Boy there are some big misconceptions out there about having Bipolar Disorder. And most of those misconceptions are hurtful to those of us suffering from it. There is still such a stigma with mental illness that people hide it and sometimes don’t medicate themselves because they are embarrassed. There is absolutely no reason to be embarrassed about a disease that is a biological problem with the brain.
Some misconceptions about Bipolar Disorder are:
- “The person caused it themselves. They used drugs for a long time so therefore they caused it.”
No, they didn’t cause it. Many people use substance to drown out the awful symptoms of this disease.
- “The person can snap out of it.“
The person can’t just snap out of it because it’s a disease. An illness.
- “People with this disorder are crazy.”
No, we aren’t crazy and to say this hurts.
- “You can control it yourself. You don’t need all those meds.”
I am here to tell you that yes, most of the Bipolar population needs medication to stay stable.
- “Do you know that you are being forced to do therapy just because you are Bipolar?”
Um, no, not true again. We as the diseased people make that choice of whether or not we choose therapy.
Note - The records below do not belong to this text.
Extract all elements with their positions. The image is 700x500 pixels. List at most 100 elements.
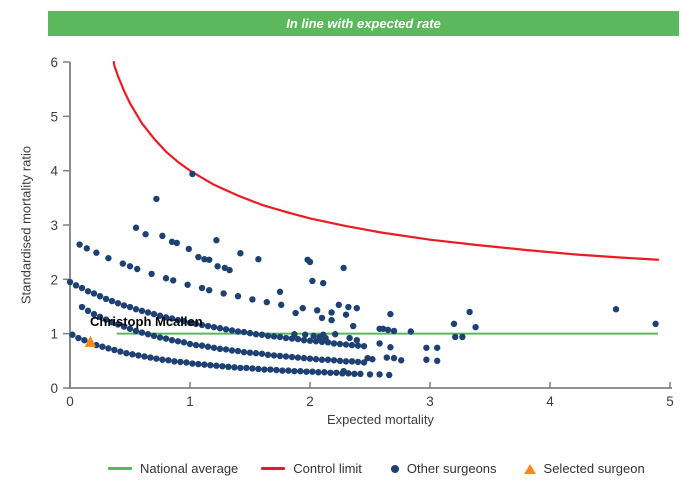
scatter-point-other-surgeon[interactable] — [162, 335, 170, 342]
scatter-point-other-surgeon[interactable] — [153, 195, 160, 203]
scatter-point-other-surgeon[interactable] — [162, 314, 170, 321]
scatter-point-other-surgeon[interactable] — [342, 341, 350, 348]
scatter-point-other-surgeon[interactable] — [108, 319, 116, 326]
scatter-point-other-surgeon[interactable] — [168, 336, 176, 344]
scatter-point-other-surgeon[interactable] — [258, 331, 266, 338]
legend-item-national-average[interactable]: National average — [108, 461, 238, 476]
scatter-point-other-surgeon[interactable] — [201, 256, 208, 263]
scatter-point-other-surgeon[interactable] — [204, 343, 212, 350]
scatter-point-other-surgeon[interactable] — [84, 288, 92, 295]
scatter-point-other-surgeon[interactable] — [346, 334, 353, 342]
scatter-point-other-surgeon[interactable] — [147, 354, 154, 361]
scatter-point-other-surgeon[interactable] — [258, 350, 266, 357]
scatter-point-other-surgeon[interactable] — [278, 301, 285, 309]
scatter-point-other-surgeon[interactable] — [156, 334, 164, 341]
scatter-point-other-surgeon[interactable] — [138, 329, 146, 336]
scatter-point-other-surgeon[interactable] — [237, 250, 244, 257]
scatter-point-other-surgeon[interactable] — [450, 320, 458, 328]
scatter-point-other-surgeon[interactable] — [459, 333, 466, 341]
scatter-point-other-surgeon[interactable] — [126, 325, 134, 332]
scatter-point-other-surgeon[interactable] — [119, 260, 127, 267]
scatter-point-other-surgeon[interactable] — [324, 356, 332, 363]
scatter-point-other-surgeon[interactable] — [312, 338, 320, 345]
scatter-point-other-surgeon[interactable] — [99, 343, 106, 350]
scatter-point-other-surgeon[interactable] — [120, 302, 128, 309]
scatter-point-other-surgeon[interactable] — [255, 365, 262, 373]
scatter-point-other-surgeon[interactable] — [366, 371, 374, 378]
scatter-point-other-surgeon[interactable] — [333, 369, 340, 376]
scatter-point-other-surgeon[interactable] — [72, 282, 80, 289]
scatter-point-other-surgeon[interactable] — [192, 341, 200, 349]
scatter-point-other-surgeon[interactable] — [322, 334, 329, 342]
scatter-point-other-surgeon[interactable] — [184, 281, 191, 288]
scatter-point-other-surgeon[interactable] — [195, 253, 202, 261]
scatter-point-other-surgeon[interactable] — [173, 239, 180, 247]
scatter-point-other-surgeon[interactable] — [282, 334, 290, 342]
scatter-point-other-surgeon[interactable] — [321, 369, 328, 376]
scatter-point-other-surgeon[interactable] — [302, 331, 309, 338]
scatter-point-other-surgeon[interactable] — [297, 367, 304, 375]
scatter-point-other-surgeon[interactable] — [204, 322, 212, 330]
scatter-point-other-surgeon[interactable] — [342, 311, 350, 318]
scatter-point-other-surgeon[interactable] — [210, 323, 218, 331]
scatter-point-other-surgeon[interactable] — [270, 352, 278, 359]
scatter-point-other-surgeon[interactable] — [156, 312, 164, 319]
scatter-point-other-surgeon[interactable] — [335, 301, 342, 309]
scatter-point-other-surgeon[interactable] — [75, 334, 82, 342]
scatter-point-other-surgeon[interactable] — [117, 348, 124, 355]
scatter-point-other-surgeon[interactable] — [216, 325, 224, 332]
scatter-point-other-surgeon[interactable] — [384, 326, 392, 334]
scatter-point-other-surgeon[interactable] — [390, 327, 398, 335]
scatter-point-other-surgeon[interactable] — [330, 340, 338, 347]
scatter-point-other-surgeon[interactable] — [105, 254, 112, 262]
scatter-point-other-surgeon[interactable] — [144, 309, 152, 316]
scatter-point-other-surgeon[interactable] — [222, 346, 230, 353]
scatter-point-other-surgeon[interactable] — [111, 346, 118, 354]
scatter-point-other-surgeon[interactable] — [231, 364, 238, 371]
scatter-point-other-surgeon[interactable] — [380, 325, 387, 332]
scatter-point-other-surgeon[interactable] — [270, 333, 278, 340]
scatter-point-other-surgeon[interactable] — [206, 287, 213, 294]
scatter-point-other-surgeon[interactable] — [318, 356, 326, 363]
scatter-point-other-surgeon[interactable] — [78, 284, 86, 292]
scatter-point-other-surgeon[interactable] — [328, 309, 335, 316]
scatter-point-other-surgeon[interactable] — [234, 347, 242, 355]
scatter-point-other-surgeon[interactable] — [291, 331, 298, 338]
scatter-point-other-surgeon[interactable] — [168, 238, 176, 246]
scatter-point-other-surgeon[interactable] — [364, 354, 371, 362]
scatter-point-other-surgeon[interactable] — [138, 307, 146, 315]
scatter-point-other-surgeon[interactable] — [279, 367, 286, 374]
scatter-point-other-surgeon[interactable] — [81, 336, 88, 344]
scatter-point-other-surgeon[interactable] — [201, 361, 208, 368]
scatter-point-other-surgeon[interactable] — [315, 369, 322, 376]
scatter-point-other-surgeon[interactable] — [276, 288, 284, 296]
scatter-point-other-surgeon[interactable] — [309, 368, 316, 375]
scatter-point-other-surgeon[interactable] — [328, 316, 335, 324]
scatter-point-other-surgeon[interactable] — [123, 350, 130, 357]
scatter-point-other-surgeon[interactable] — [387, 344, 394, 351]
scatter-point-other-surgeon[interactable] — [369, 356, 376, 363]
scatter-point-other-surgeon[interactable] — [294, 354, 302, 361]
scatter-point-other-surgeon[interactable] — [189, 170, 196, 178]
scatter-point-other-surgeon[interactable] — [300, 354, 308, 362]
scatter-point-other-surgeon[interactable] — [472, 323, 479, 331]
scatter-point-other-surgeon[interactable] — [288, 353, 296, 361]
scatter-point-other-surgeon[interactable] — [320, 279, 327, 287]
scatter-point-other-surgeon[interactable] — [213, 237, 220, 244]
scatter-point-other-surgeon[interactable] — [228, 327, 236, 334]
scatter-point-other-surgeon[interactable] — [226, 266, 233, 274]
scatter-point-other-surgeon[interactable] — [220, 290, 227, 297]
scatter-point-other-surgeon[interactable] — [252, 350, 260, 357]
scatter-point-other-surgeon[interactable] — [249, 296, 256, 303]
scatter-point-other-surgeon[interactable] — [240, 348, 248, 356]
scatter-point-other-surgeon[interactable] — [299, 304, 306, 312]
scatter-point-other-surgeon[interactable] — [386, 371, 393, 379]
scatter-point-other-surgeon[interactable] — [219, 363, 226, 370]
scatter-point-other-surgeon[interactable] — [66, 278, 74, 286]
scatter-point-other-surgeon[interactable] — [306, 337, 314, 344]
scatter-point-other-surgeon[interactable] — [165, 357, 172, 364]
scatter-point-other-surgeon[interactable] — [180, 339, 188, 346]
scatter-point-other-surgeon[interactable] — [210, 344, 218, 351]
scatter-point-other-surgeon[interactable] — [300, 336, 308, 344]
scatter-point-other-surgeon[interactable] — [314, 307, 321, 314]
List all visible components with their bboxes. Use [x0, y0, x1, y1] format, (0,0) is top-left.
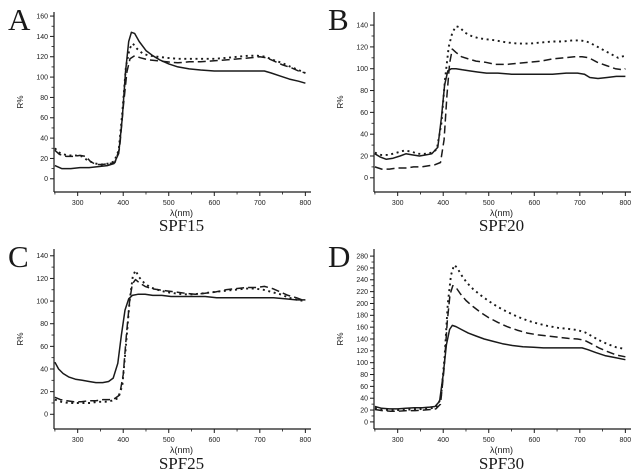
svg-text:240: 240	[356, 277, 368, 284]
svg-text:40: 40	[40, 136, 48, 143]
svg-text:100: 100	[36, 298, 48, 305]
plot-canvas-spf25: 0 20 40 60 80 100 120 140 300 400 500 600 700 800 R% λ(…	[16, 249, 312, 455]
svg-text:400: 400	[437, 200, 449, 207]
plot-canvas-spf30: 0 20 40 60 80 100 120 140 160 180 200 220 240 260 280 3…	[336, 249, 632, 455]
panel-title-spf20: SPF20	[478, 216, 525, 235]
panel-letter-a: A	[8, 2, 31, 37]
svg-text:120: 120	[36, 276, 48, 283]
svg-text:80: 80	[360, 88, 368, 95]
svg-text:60: 60	[360, 110, 368, 117]
svg-text:60: 60	[40, 115, 48, 122]
panel-title-spf30: SPF30	[478, 454, 525, 473]
svg-text:160: 160	[356, 325, 368, 332]
svg-text:120: 120	[356, 44, 368, 51]
svg-text:600: 600	[208, 437, 220, 444]
svg-text:400: 400	[117, 437, 129, 444]
svg-text:λ(nm): λ(nm)	[490, 445, 513, 455]
svg-text:500: 500	[483, 437, 495, 444]
svg-text:20: 20	[360, 153, 368, 160]
svg-text:0: 0	[44, 176, 48, 183]
svg-text:0: 0	[364, 175, 368, 182]
svg-text:40: 40	[360, 396, 368, 403]
panel-letter-b: B	[328, 2, 349, 37]
svg-text:600: 600	[528, 200, 540, 207]
svg-text:140: 140	[356, 336, 368, 343]
svg-text:700: 700	[254, 200, 266, 207]
svg-text:300: 300	[392, 437, 404, 444]
svg-text:0: 0	[364, 419, 368, 426]
plot-canvas-spf20: 0 20 40 60 80 100 120 140 300 400 500 600 700 800 R% λ(…	[336, 12, 632, 218]
chart-panel-spf15: A 0 20 40 60 80 100 120 140 160 300 400 500 600 700 80…	[0, 0, 320, 237]
svg-text:60: 60	[40, 344, 48, 351]
svg-text:λ(nm): λ(nm)	[170, 208, 193, 218]
svg-text:800: 800	[300, 437, 312, 444]
svg-text:800: 800	[620, 200, 632, 207]
svg-text:40: 40	[40, 366, 48, 373]
svg-text:80: 80	[40, 95, 48, 102]
svg-text:λ(nm): λ(nm)	[170, 445, 193, 455]
svg-text:R%: R%	[16, 333, 25, 346]
svg-text:20: 20	[40, 156, 48, 163]
svg-text:700: 700	[254, 437, 266, 444]
plot-canvas-spf15: 0 20 40 60 80 100 120 140 160 300 400 500 600 700 800 R…	[16, 12, 312, 218]
svg-text:60: 60	[360, 384, 368, 391]
svg-text:220: 220	[356, 289, 368, 296]
svg-text:20: 20	[40, 389, 48, 396]
svg-text:300: 300	[72, 437, 84, 444]
svg-text:λ(nm): λ(nm)	[490, 208, 513, 218]
svg-text:500: 500	[163, 437, 175, 444]
panel-title-spf25: SPF25	[158, 454, 205, 473]
svg-text:400: 400	[437, 437, 449, 444]
svg-text:140: 140	[356, 22, 368, 29]
svg-text:400: 400	[117, 200, 129, 207]
panel-letter-c: C	[8, 239, 29, 274]
svg-text:80: 80	[360, 372, 368, 379]
svg-text:700: 700	[574, 437, 586, 444]
svg-text:160: 160	[36, 13, 48, 20]
svg-text:100: 100	[356, 66, 368, 73]
svg-text:R%: R%	[336, 96, 345, 109]
chart-panel-spf25: C 0 20 40 60 80 100 120 140 300 400 500 600 700 800 R%…	[0, 237, 320, 475]
svg-text:300: 300	[72, 200, 84, 207]
chart-panel-spf30: D 0 20 40 60 80 100 120 140 160 180 200 220 240 260 28…	[320, 237, 640, 475]
svg-text:300: 300	[392, 200, 404, 207]
svg-text:100: 100	[36, 74, 48, 81]
svg-text:500: 500	[483, 200, 495, 207]
svg-text:140: 140	[36, 34, 48, 41]
svg-text:80: 80	[40, 321, 48, 328]
svg-text:500: 500	[163, 200, 175, 207]
panel-title-spf15: SPF15	[158, 216, 205, 235]
svg-text:R%: R%	[16, 96, 25, 109]
svg-text:800: 800	[300, 200, 312, 207]
svg-text:200: 200	[356, 301, 368, 308]
svg-text:120: 120	[36, 54, 48, 61]
svg-text:180: 180	[356, 313, 368, 320]
svg-text:600: 600	[528, 437, 540, 444]
chart-panel-spf20: B 0 20 40 60 80 100 120 140 300 400 500 600 700 800 R%…	[320, 0, 640, 237]
svg-text:100: 100	[356, 360, 368, 367]
panel-letter-d: D	[328, 239, 351, 274]
svg-text:120: 120	[356, 348, 368, 355]
svg-text:R%: R%	[336, 333, 345, 346]
svg-text:260: 260	[356, 265, 368, 272]
svg-text:280: 280	[356, 254, 368, 261]
svg-text:800: 800	[620, 437, 632, 444]
svg-text:20: 20	[360, 407, 368, 414]
svg-text:700: 700	[574, 200, 586, 207]
svg-text:40: 40	[360, 132, 368, 139]
svg-text:140: 140	[36, 253, 48, 260]
svg-text:0: 0	[44, 412, 48, 419]
svg-text:600: 600	[208, 200, 220, 207]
- “It’s an ancient disease. Just deal with it.”
Yes, it was first diagnosed a long time ago but they only way we can “just deal with it” is when we have the appropriate help.
- “It’s a spiritual problem. Bitterness and anger can cause this disorder.”
- “It’s all in your head.”
Yep, you are right. It is all in our head and too bad that’s where the disease lies.
Those are just a few misconceptions but I am sure there are more. Those of us suffering with this disease are often cast out and made fun of. It’s not us that’s caused this. It’s a true biological problem in the brain.
Part of the problem too is I believe people are afraid of mental illness and what it means so they refuse to get educated on this disease itself or any other mental illness. Our disease deserves to have recognition too with out the stigma that comes with it.